DD Dorvillier turns a performance space into a scientific laboratory where she enlists us, the viewers, as sometimes unwitting guinea pigs for her perceptual experiments. At the start of CPAU, Get Ready!, projected text spells out what seems to be dogma for the work: “No language or words, only sounds, only grunts or moans . . . no abstractions, or abstractions of abstractions . . . .” In a minute, she’s already subverted conventional language, rendering it if not meaningless, at least contradictory.
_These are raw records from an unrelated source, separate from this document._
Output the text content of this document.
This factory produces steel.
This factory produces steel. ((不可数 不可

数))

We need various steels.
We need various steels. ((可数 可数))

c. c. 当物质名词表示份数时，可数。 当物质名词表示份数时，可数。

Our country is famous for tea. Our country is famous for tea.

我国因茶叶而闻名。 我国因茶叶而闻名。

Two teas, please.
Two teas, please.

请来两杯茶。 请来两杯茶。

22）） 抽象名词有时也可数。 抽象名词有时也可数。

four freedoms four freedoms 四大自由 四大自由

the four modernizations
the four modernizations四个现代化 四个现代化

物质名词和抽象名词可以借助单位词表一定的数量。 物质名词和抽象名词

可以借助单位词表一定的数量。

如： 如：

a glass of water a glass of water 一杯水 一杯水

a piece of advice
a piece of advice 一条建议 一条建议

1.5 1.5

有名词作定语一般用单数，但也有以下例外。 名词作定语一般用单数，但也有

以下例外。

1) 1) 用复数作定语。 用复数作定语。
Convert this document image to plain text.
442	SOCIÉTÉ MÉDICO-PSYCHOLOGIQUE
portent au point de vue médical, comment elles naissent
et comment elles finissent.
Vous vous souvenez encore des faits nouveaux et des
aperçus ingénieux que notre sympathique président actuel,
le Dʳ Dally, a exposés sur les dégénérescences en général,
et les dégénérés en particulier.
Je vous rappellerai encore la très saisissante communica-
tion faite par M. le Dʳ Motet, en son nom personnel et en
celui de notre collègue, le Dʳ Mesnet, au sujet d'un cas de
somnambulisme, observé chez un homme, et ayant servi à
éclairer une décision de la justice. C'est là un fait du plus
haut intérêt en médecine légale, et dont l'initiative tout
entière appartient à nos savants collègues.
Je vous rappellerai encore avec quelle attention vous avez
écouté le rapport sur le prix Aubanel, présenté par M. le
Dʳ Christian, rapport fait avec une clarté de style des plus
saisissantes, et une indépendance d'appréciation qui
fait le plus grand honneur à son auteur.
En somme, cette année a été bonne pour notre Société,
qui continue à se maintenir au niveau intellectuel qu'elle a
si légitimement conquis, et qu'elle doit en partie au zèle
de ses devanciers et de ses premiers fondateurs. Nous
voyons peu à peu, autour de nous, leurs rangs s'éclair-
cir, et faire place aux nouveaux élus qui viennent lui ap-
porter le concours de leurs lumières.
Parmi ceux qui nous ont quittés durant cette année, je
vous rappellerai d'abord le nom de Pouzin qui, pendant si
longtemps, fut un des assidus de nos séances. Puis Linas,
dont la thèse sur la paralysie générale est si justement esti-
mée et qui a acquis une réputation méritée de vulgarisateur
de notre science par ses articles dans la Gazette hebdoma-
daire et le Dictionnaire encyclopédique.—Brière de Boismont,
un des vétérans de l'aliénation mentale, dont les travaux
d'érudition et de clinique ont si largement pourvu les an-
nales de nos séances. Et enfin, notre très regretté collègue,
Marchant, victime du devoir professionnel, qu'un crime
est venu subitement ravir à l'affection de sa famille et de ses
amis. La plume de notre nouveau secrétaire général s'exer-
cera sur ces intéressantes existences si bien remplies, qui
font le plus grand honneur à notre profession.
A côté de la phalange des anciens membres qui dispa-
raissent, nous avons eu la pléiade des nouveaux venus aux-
Dorvillier frequently sets static scenes, dampening any sense of momentum. She sustains these pictures just long enough to evince boredom, so that we anticipate what comes next, as when she and Joaquim Pujol lie with their backs to us for many minutes, shirts pulled up to expose the spine. Dorvillier rolls onto her knees and howls for, again, a period just beyond the limit of patience. She tugs her shirt straight, grabs a mic, and in a Southern belle drawl, says, “I’m supposed to do something and then tell you what I’m doing while I’m doing it.” She proceeds through banal actions, with each move followed by a Spanish translation by Pujol. Eventually Pujol has moved downstage and gestures at Dorvillier like a game show host. She then repeats the action just as Pujol narrates, adding a new section which he describes in thrilling detail. (As someone who routinely faces describing dance––see above––the task is disturbingly familiar, even if it’s in Spanish.) The pair then does “the egg,” an intimate seated hug with interlaced limbs, mic wedged between them to transmit their friction.
Until this point, composer/musician Zeena Parkins has contributed only some distant plinking notes. For the final section, she sits onstage, designing the sound in her unique way, supporting the movement while not overpowering it, as some interactive composers can do. Dorvillier changes into a shiny turquoise unitard and white sneakers. She’s joined by Elizabeth Ward, Amanda Piña, and Heather Kravas, who wear the same (in different colors). Set against the white backdrop and stage, they evoke the retro-space age of Woody Allen’s Sleeper. They move the few props around deliberately, then all cluster, seated with pinwheel legs and touching a small portable keyboard like some kind of sacred object.
This long final part alternates in feeling––from aerobics informercial to sign language demonstration, to improv session, to pep squad practice. One section reverses the convention where the choreography responds to a musical theme. Instead Parkins makes sounds that correspond to specific movements by each dancer. Thomas Dunn designed the effective lighting, including bold colored spotlights in the same palette as the lycra onstage for a very ’60s feel.